La Canasta Básica Total, que mide la línea de pobreza en el Gran Buenos Aires, marcó una suba de 5,5% durante noviembre, según el informe Valorización mensual de la canasta básica alimetaria y de la canasta básica total, publicado ayer por el Indec. Además, la Canasta Básica Alimentaria, que mide la línea de la indigencia, pegó un salto extraordinario de 6,3% y fue el más alto del 2019. Las subas fueron de la mano de unos alimentos que, según el IPC Nacional treparon 5,3% durante el mes pasado.

De esta manera, una familia necesito $37.596 para no ser pobre y $15.098 para no ser indigente.
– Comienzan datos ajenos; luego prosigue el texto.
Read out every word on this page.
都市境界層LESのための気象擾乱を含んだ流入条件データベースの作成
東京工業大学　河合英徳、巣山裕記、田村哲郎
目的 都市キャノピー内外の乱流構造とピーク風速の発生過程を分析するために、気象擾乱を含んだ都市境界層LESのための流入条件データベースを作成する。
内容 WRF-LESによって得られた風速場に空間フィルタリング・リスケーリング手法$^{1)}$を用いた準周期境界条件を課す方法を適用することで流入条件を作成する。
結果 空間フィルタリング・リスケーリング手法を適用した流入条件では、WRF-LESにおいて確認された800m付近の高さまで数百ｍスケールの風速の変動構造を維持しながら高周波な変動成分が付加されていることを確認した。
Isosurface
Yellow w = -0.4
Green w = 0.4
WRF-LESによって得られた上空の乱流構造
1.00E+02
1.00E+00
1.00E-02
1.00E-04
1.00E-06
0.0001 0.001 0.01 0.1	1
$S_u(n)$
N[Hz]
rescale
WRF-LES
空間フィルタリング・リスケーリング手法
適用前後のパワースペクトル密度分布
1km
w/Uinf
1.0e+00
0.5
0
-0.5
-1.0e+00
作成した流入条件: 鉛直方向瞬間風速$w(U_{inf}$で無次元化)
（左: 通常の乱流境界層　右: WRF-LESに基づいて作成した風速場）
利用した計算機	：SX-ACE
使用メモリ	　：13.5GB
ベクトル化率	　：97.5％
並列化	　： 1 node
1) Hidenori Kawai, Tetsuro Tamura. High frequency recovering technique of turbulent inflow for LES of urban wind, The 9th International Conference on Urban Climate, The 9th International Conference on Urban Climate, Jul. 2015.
El sueldo mínimo está en $16.875, apenas por arriba de esa cifra.

En noviembre se observaron dos fenómenos: las empresas se cubrieron frente a posibles congelamientos y, a la par, ocurrió el fin del programa Productos Esenciales, lo que implicó subas del 13%, según el CEPA. Por eso, en noviembre la dinámica se revirtió.

Otra medida que encaró la gestión Cambiemos fue la quita del IVA vendedor a comercios, sobre algunos productos de la canasta básica. El programa vencerá el 31 de diciembre. Esta semana el Gobierno presentó el proyecto de Ley de solidad social y reactivación productiva, que ya se discute en el Congreso y que prevé un programa alternativo al lanzado por la gestión anterior. El proyecto propone la devolución de IVA a los sectores más vulnerables.

Desde el Ministerio de Economía afirmaron: "Los decretos de eliminación del IVA, además de generar desfinanciamiento en el estado nacional, tuvieron dudosos efectos sobre la equidad. Es más eficiente y tiene mayor impacto distributivo otorgar beneficios tributarios a las compras realizadas por grupos vulnerables, y estimula la formalización de la economía y el cumplimiento tributario". En lugar de brindar un beneficio a los comercios, en busca de que la competencia redunde en bajas, el proyecto apunta a reintegrar directamente a las personas humanas.